Gramsci menyebut pentingnya mempertahankan keberanian berpikir di tengah ketidakpastian:

“Pessimism of the intellect, optimism of the will.”
(Pesimisme intelektual, optimisme kehendak.)

Kita boleh kecewa pada realitas, tapi kita tak boleh kehilangan kehendak untuk memperjuangkannya.

Penutup: Refleksi untuk Kita Semua

Maka, pertanyaannya bukan lagi “masihkah ideologi relevan?”, melainkan masihkah kita berani jujur bahwa kita membutuhkannya? Bukan sebagai slogan, tapi sebagai kerangka untuk mengukur keberpihakan kita sebagai insan intelektual.
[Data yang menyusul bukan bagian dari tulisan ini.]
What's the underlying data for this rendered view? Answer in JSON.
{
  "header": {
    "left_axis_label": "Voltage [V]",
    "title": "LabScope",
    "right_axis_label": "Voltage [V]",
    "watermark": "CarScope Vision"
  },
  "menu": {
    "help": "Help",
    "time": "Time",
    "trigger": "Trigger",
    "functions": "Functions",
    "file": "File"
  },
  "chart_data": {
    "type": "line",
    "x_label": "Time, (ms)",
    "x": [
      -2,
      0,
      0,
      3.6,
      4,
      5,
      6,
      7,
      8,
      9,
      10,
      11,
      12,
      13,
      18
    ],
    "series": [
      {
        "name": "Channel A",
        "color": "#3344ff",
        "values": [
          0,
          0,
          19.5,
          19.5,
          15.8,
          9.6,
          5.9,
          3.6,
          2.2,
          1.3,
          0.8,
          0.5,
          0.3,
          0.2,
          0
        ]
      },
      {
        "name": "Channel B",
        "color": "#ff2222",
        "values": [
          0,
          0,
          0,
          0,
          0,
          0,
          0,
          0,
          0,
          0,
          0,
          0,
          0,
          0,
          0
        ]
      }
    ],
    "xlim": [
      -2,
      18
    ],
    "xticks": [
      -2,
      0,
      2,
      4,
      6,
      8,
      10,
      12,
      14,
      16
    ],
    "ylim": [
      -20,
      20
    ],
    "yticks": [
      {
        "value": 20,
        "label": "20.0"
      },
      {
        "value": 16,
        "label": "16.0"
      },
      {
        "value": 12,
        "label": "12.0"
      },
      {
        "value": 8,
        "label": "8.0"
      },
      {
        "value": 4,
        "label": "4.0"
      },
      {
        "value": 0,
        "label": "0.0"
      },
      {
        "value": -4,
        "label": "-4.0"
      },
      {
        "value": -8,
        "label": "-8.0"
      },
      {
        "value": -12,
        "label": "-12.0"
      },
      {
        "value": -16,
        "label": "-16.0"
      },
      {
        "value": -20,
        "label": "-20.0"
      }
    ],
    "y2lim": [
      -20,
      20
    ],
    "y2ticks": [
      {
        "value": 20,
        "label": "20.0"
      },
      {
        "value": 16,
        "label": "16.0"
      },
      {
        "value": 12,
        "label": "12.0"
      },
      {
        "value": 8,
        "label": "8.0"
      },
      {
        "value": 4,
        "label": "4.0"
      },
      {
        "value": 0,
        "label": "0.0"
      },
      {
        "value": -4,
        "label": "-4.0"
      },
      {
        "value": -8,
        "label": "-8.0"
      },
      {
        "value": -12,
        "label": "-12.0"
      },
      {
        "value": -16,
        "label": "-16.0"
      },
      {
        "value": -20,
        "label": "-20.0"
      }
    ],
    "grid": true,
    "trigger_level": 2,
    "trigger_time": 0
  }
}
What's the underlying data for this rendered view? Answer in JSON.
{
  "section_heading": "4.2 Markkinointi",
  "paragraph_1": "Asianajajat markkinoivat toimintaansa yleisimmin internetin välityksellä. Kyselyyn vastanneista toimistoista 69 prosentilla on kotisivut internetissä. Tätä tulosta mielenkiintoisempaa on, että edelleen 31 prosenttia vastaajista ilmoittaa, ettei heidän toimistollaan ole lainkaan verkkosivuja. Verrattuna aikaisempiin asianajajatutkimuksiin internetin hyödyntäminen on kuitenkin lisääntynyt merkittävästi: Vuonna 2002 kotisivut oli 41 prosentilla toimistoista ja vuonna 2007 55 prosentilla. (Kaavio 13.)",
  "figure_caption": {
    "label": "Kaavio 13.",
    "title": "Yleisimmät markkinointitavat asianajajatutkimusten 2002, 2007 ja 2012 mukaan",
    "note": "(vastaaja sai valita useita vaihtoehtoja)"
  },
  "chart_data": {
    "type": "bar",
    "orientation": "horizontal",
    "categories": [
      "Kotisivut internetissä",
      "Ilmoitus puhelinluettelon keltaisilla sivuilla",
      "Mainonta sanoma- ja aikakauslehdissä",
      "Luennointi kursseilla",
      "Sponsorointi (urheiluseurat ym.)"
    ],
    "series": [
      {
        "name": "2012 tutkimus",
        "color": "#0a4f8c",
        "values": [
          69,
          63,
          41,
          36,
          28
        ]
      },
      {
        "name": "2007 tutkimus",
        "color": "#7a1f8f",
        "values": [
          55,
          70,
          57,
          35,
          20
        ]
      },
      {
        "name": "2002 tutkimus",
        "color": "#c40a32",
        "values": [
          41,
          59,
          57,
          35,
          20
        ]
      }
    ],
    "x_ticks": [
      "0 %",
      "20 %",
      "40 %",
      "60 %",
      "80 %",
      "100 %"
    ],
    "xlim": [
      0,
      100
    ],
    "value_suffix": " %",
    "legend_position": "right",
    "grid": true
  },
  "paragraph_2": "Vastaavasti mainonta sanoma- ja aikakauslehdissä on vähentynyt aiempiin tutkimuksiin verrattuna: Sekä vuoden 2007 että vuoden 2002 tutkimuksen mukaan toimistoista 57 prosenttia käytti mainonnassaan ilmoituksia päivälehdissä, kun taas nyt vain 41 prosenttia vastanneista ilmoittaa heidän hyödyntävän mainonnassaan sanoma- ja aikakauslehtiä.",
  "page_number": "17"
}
Kita tidak butuh generasi yang menghafal semua teori, tetapi takut menyatakan pendapatnya. Kita tidak butuh akademisi yang menulis jurnal bereputasi, tapi menutup mata pada ketimpangan di sekitarnya. Dunia akademik tak harus selalu revolusioner, tapi ia tak boleh berhenti mempertanyakan dan memanusiakan.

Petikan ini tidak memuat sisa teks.